Friday, August 5, 2011

Do Not Count Out the Invisible

St. Matthew 17:14-18: And when they had come to the multitude, a man came to Him, kneeling down to Him and saying, “Lord, have mercy on my son, for he is an epileptic and suffers severely; for he often falls into the fire and often into the water. So I brought him to Your disciples, but they could not cure him.”
Then Jesus answered and said, “O faithless and perverse generation, how long shall I be with you? How long shall I bear with you? Bring him here to Me.” And Jesus rebuked the demon, and it came out of him; and the child was cured from that very hour.

It is common for people to believe that because we can cure physical problems with physical science that therefore it is superstition to believe maladies are caused by demons. This logic does not hold. Man was made a unity of body and soul. The soul was not created first, but the body. God formed the body from the dust, and then He breathed into him the breath of life. Likewise Christ did not raise from the dead as only a soul, but with His body. He will return again in glory and raise all the dead in their bodies, some departing to condemnation and some to eternal life.

So it is not that physical cures prove an absence of spiritual causes, but that physical cures simply have an effect. Doctors provide a great service, and their talent is God-given.

Sirach 38:1-4: Honour a physician with the honour due unto him for the uses which ye may have of him: for the Lord hath created him. For of the most High cometh healing, and he shall receive honour of the king. The skill of the physician shall lift up his head: and in the sight of great men he shall be in admiration. The Lord hath created medicines out of the earth; and he that is wise will not abhor them.

But when Christ comes He heals spiritually. Many times demons are cast out, for they are the culprit at work. Perhaps the boy in this pericope would have been helped by anti-epileptic medication, perhaps not. Likewise, not every epileptic is necessarily demon-possessed or demon-afflicted. But either way the affliction points us toward Christ, who heals with a spiritual power, which is His creative power that has effect over the body because it is from this power that the body comes.

Often we pray for healing. Sometimes it doesn't happen as quick as we like, or at all. We might say to ourselves what Christ said, "O faithless and perverse generation!" It's okay to accuse ourselves so that we may recognize our faults, weaknesses, and limitations - and see ourselves as we are and as God knows us to be.
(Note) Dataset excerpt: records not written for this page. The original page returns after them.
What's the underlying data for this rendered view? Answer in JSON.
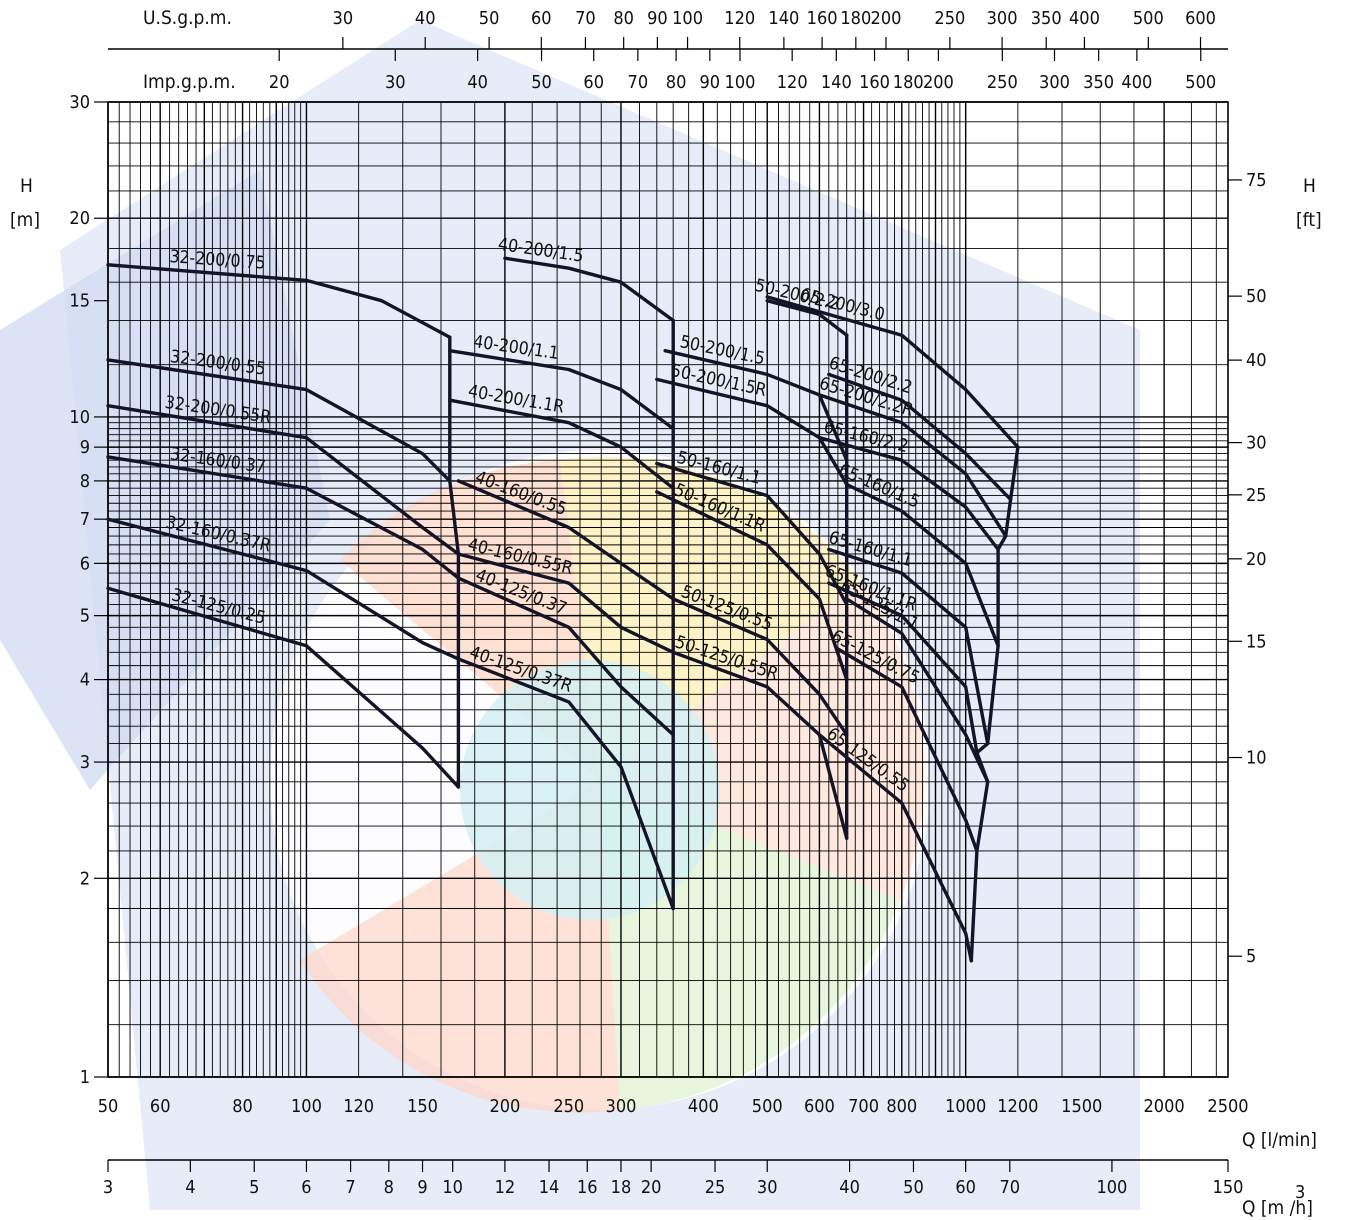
{
  "chart_data": {
    "type": "line",
    "title": "",
    "x_scale": "log",
    "y_scale": "log",
    "xlim": [
      50,
      2500
    ],
    "ylim": [
      1,
      30
    ],
    "axes": {
      "h_m_label": "H",
      "h_m_unit": "[m]",
      "h_ft_label": "H",
      "h_ft_unit": "[ft]",
      "q_lmin_label": "Q [l/min]",
      "q_m3h_label": "Q [m /h]",
      "usgpm_label": "U.S.g.p.m.",
      "impgpm_label": "Imp.g.p.m."
    },
    "ticks": {
      "q_lmin": [
        "50",
        "60",
        "80",
        "100",
        "120",
        "150",
        "200",
        "250",
        "300",
        "400",
        "500",
        "600",
        "700",
        "800",
        "1000",
        "1200",
        "1500",
        "2000",
        "2500"
      ],
      "q_m3h": [
        "3",
        "4",
        "5",
        "6",
        "7",
        "8",
        "9",
        "10",
        "12",
        "14",
        "16",
        "18",
        "20",
        "25",
        "30",
        "40",
        "50",
        "60",
        "70",
        "100",
        "150"
      ],
      "usgpm": [
        "30",
        "40",
        "50",
        "60",
        "70",
        "80",
        "90",
        "100",
        "120",
        "140",
        "160",
        "180",
        "200",
        "250",
        "300",
        "350",
        "400",
        "500",
        "600"
      ],
      "impgpm": [
        "20",
        "30",
        "40",
        "50",
        "60",
        "70",
        "80",
        "90",
        "100",
        "120",
        "140",
        "160",
        "180",
        "200",
        "250",
        "300",
        "350",
        "400",
        "500"
      ],
      "h_m": [
        "1",
        "2",
        "3",
        "4",
        "5",
        "6",
        "7",
        "8",
        "9",
        "10",
        "15",
        "20",
        "30"
      ],
      "h_ft": [
        "5",
        "10",
        "15",
        "20",
        "25",
        "30",
        "40",
        "50",
        "75"
      ]
    },
    "series": [
      {
        "name": "32-125/0.25",
        "x": [
          50,
          100,
          150,
          170
        ],
        "y": [
          5.5,
          4.5,
          3.15,
          2.75
        ]
      },
      {
        "name": "32-160/0.37R",
        "x": [
          50,
          100,
          150,
          170
        ],
        "y": [
          7.0,
          5.85,
          4.55,
          4.3
        ]
      },
      {
        "name": "32-160/0.37",
        "x": [
          50,
          100,
          150,
          170
        ],
        "y": [
          8.7,
          7.8,
          6.3,
          5.7
        ]
      },
      {
        "name": "32-200/0.55R",
        "x": [
          50,
          100,
          150,
          170
        ],
        "y": [
          10.4,
          9.3,
          6.8,
          6.2
        ]
      },
      {
        "name": "32-200/0.55",
        "x": [
          50,
          100,
          150,
          165
        ],
        "y": [
          12.2,
          11.0,
          8.8,
          8.0
        ]
      },
      {
        "name": "32-200/0.75",
        "x": [
          50,
          100,
          130,
          165
        ],
        "y": [
          17.0,
          16.1,
          15.0,
          13.2
        ]
      },
      {
        "name": "40-125/0.37R",
        "x": [
          170,
          250,
          300,
          360
        ],
        "y": [
          4.3,
          3.7,
          2.95,
          1.8
        ]
      },
      {
        "name": "40-125/0.37",
        "x": [
          170,
          250,
          300,
          360
        ],
        "y": [
          5.7,
          4.8,
          3.9,
          3.3
        ]
      },
      {
        "name": "40-160/0.55R",
        "x": [
          170,
          250,
          300,
          360
        ],
        "y": [
          6.2,
          5.6,
          4.8,
          4.4
        ]
      },
      {
        "name": "40-160/0.55",
        "x": [
          170,
          250,
          300,
          360
        ],
        "y": [
          8.0,
          6.8,
          6.0,
          5.3
        ]
      },
      {
        "name": "40-200/1.1R",
        "x": [
          165,
          250,
          300,
          360
        ],
        "y": [
          10.6,
          9.8,
          9.0,
          7.8
        ]
      },
      {
        "name": "40-200/1.1",
        "x": [
          165,
          250,
          300,
          360
        ],
        "y": [
          12.6,
          11.8,
          11.0,
          9.6
        ]
      },
      {
        "name": "40-200/1.5",
        "x": [
          200,
          250,
          300,
          360
        ],
        "y": [
          17.4,
          16.8,
          16.0,
          14.0
        ]
      },
      {
        "name": "50-125/0.55R",
        "x": [
          360,
          500,
          600,
          660
        ],
        "y": [
          4.4,
          3.9,
          3.3,
          2.3
        ]
      },
      {
        "name": "50-125/0.55",
        "x": [
          360,
          500,
          600,
          660
        ],
        "y": [
          5.3,
          4.6,
          3.8,
          3.3
        ]
      },
      {
        "name": "50-160/1.1R",
        "x": [
          340,
          500,
          600,
          660
        ],
        "y": [
          7.7,
          6.4,
          5.3,
          4.0
        ]
      },
      {
        "name": "50-160/1.1",
        "x": [
          340,
          500,
          600,
          660
        ],
        "y": [
          8.5,
          7.6,
          6.2,
          5.2
        ]
      },
      {
        "name": "50-200/1.5R",
        "x": [
          340,
          500,
          600,
          660
        ],
        "y": [
          11.4,
          10.4,
          9.3,
          7.9
        ]
      },
      {
        "name": "50-200/1.5",
        "x": [
          350,
          500,
          600,
          660
        ],
        "y": [
          12.6,
          11.6,
          10.8,
          8.6
        ]
      },
      {
        "name": "50-200/2.2",
        "x": [
          500,
          600,
          660
        ],
        "y": [
          15.0,
          14.3,
          13.3
        ]
      },
      {
        "name": "65-125/0.55",
        "x": [
          600,
          800,
          1000,
          1020
        ],
        "y": [
          3.3,
          2.6,
          1.65,
          1.5
        ]
      },
      {
        "name": "65-125/0.75",
        "x": [
          640,
          800,
          1000,
          1040
        ],
        "y": [
          4.45,
          3.9,
          2.45,
          2.2
        ]
      },
      {
        "name": "65-125/1.1",
        "x": [
          660,
          800,
          1000,
          1080
        ],
        "y": [
          5.3,
          4.7,
          3.3,
          2.8
        ]
      },
      {
        "name": "65-160/1.1R",
        "x": [
          620,
          800,
          1000,
          1040
        ],
        "y": [
          5.6,
          5.0,
          3.9,
          3.1
        ]
      },
      {
        "name": "65-160/1.1",
        "x": [
          620,
          800,
          1000,
          1080
        ],
        "y": [
          6.3,
          5.8,
          4.8,
          3.2
        ]
      },
      {
        "name": "65-160/1.5",
        "x": [
          660,
          800,
          1000,
          1120
        ],
        "y": [
          7.9,
          7.2,
          6.0,
          4.5
        ]
      },
      {
        "name": "65-160/2.2",
        "x": [
          600,
          800,
          1000,
          1120
        ],
        "y": [
          9.3,
          8.6,
          7.3,
          6.3
        ]
      },
      {
        "name": "65-200/2.2R",
        "x": [
          600,
          800,
          1000,
          1150
        ],
        "y": [
          10.8,
          9.8,
          8.2,
          6.6
        ]
      },
      {
        "name": "65-200/2.2",
        "x": [
          620,
          800,
          1000,
          1170
        ],
        "y": [
          11.6,
          10.6,
          8.8,
          7.5
        ]
      },
      {
        "name": "65-200/3.0",
        "x": [
          500,
          800,
          1000,
          1200
        ],
        "y": [
          15.2,
          13.3,
          11.0,
          9.0
        ]
      }
    ]
  }
}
But it is also better to see in the praying and waiting and struggling (we ought to struggle forward if we are going to bother praying, but with attention paid to the direction God is leading) the goodness of God. If He does not answer, then it may just be that our Good God has left us with something we don't like but that is good for us.
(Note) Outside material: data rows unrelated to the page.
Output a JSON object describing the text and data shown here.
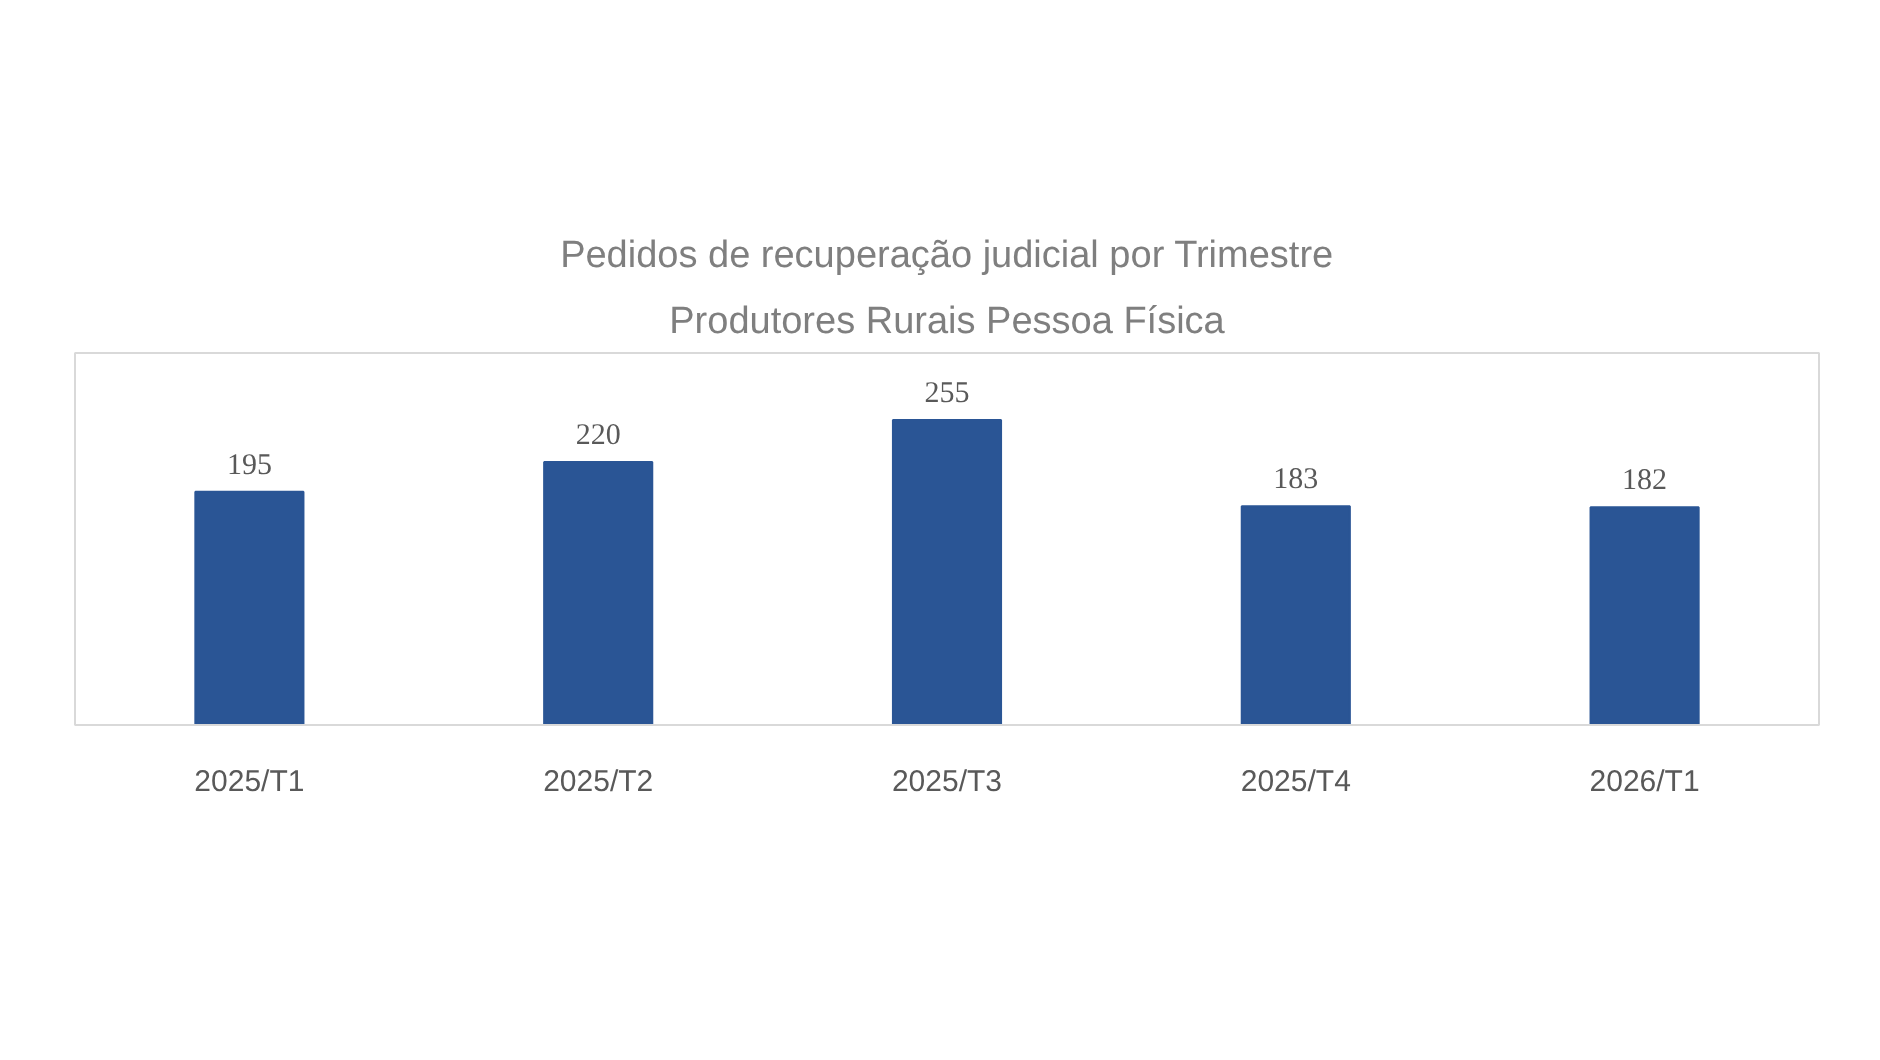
{
  "chart_data": {
    "type": "bar",
    "title": "Pedidos de recuperação judicial por Trimestre",
    "subtitle": "Produtores Rurais Pessoa Física",
    "categories": [
      "2025/T1",
      "2025/T2",
      "2025/T3",
      "2025/T4",
      "2026/T1"
    ],
    "values": [
      195,
      220,
      255,
      183,
      182
    ],
    "color": "#2a5595",
    "data_labels": true,
    "grid": false
  }
}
We must remember to believe that Christ is good. He is vigilant and faithful. He knows when to test us, when to push us, and when it's the right time to answer our pleas. We see in the Gospels that He is good, and we see that sometimes He seems to put us off (like the woman He called a little dog or Lazarus when he was sick) only to lead us into a state of being better for us than where we were.
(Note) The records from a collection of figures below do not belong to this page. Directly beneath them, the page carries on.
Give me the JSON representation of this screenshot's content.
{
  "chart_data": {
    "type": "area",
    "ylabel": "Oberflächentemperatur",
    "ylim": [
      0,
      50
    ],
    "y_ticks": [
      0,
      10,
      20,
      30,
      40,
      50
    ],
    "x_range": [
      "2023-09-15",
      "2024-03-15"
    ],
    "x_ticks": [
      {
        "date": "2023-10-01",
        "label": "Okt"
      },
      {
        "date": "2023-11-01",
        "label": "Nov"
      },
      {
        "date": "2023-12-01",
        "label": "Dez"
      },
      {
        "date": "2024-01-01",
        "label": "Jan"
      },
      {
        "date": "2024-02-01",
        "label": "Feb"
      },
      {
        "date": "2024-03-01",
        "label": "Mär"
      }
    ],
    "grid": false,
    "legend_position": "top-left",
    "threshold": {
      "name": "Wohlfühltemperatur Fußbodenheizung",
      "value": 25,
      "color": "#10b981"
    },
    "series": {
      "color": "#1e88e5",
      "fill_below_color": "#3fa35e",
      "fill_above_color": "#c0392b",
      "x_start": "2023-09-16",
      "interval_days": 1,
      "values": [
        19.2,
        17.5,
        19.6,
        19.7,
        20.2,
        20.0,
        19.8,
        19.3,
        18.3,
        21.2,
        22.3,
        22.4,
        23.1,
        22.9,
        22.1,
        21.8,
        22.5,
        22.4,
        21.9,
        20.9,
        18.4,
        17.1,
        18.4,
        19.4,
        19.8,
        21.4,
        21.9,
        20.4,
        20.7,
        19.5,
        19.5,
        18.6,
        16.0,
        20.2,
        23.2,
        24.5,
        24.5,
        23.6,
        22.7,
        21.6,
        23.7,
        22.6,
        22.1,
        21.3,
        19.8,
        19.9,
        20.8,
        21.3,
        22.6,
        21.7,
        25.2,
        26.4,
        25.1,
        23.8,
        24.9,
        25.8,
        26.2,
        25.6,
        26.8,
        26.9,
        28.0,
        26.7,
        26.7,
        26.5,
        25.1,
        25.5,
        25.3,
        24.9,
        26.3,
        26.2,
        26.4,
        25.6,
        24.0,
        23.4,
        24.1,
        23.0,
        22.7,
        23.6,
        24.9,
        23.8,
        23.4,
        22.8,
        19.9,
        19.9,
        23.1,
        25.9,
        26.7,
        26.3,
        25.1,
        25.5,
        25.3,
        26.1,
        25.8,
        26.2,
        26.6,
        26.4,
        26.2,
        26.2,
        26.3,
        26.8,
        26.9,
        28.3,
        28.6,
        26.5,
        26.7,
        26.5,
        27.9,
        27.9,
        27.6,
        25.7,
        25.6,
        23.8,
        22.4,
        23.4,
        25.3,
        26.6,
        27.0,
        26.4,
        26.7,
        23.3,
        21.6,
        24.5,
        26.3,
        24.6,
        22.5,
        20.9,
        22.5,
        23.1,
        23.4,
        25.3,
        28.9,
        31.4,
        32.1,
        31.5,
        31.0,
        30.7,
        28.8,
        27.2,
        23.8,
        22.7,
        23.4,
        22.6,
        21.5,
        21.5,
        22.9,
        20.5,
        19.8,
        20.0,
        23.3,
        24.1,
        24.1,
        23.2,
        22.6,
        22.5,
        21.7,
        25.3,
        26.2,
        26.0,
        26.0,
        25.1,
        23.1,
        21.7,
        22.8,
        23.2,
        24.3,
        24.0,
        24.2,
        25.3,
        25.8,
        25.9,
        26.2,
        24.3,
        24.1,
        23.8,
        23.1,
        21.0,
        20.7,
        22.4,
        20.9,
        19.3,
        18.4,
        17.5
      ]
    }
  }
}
The disciples had been given authority over the demons, but it seems they did not believe, and thus the demon was not cast out. Later when they were clothed with power on Pentecost even St. Peter's shadow was effectual for help. We are granted to have communion with Christ and to call on Him and all of heaven to come to our aid. With all the variety of ways that Christ can come to our aid, and the variety of ways we might respond to any delay or unexpectedness, one thing is for certain: Jesus Christ is the same yesterday, today, and always. He is faithful, even if we are not. He has power over all things, and all things are under His feet - physical and spiritual. As St. Paul says in Ephesians 1:15-23,

Therefore I also, after I heard of your faith in the Lord Jesus and your love for all the saints, do not cease to give thanks for you, making mention of you in my prayers: that the God of our Lord Jesus Christ, the Father of glory, may give to you the spirit of wisdom and revelation in the knowledge of Him, the eyes of your understanding being enlightened; that you may know what is the hope of His calling, what are the riches of the glory of His inheritance in the saints, and what is the exceeding greatness of His power toward us who believe, according to the working of His mighty power which He worked in Christ when He raised Him from the dead and seated Him at His right hand in the heavenly places, far above all principality and power and might and dominion, and every name that is named, not only in this age but also in that which is to come.

And He put all things under His feet, and gave Him to be head over all things to the church, which is His body, the fullness of Him who fills all in all.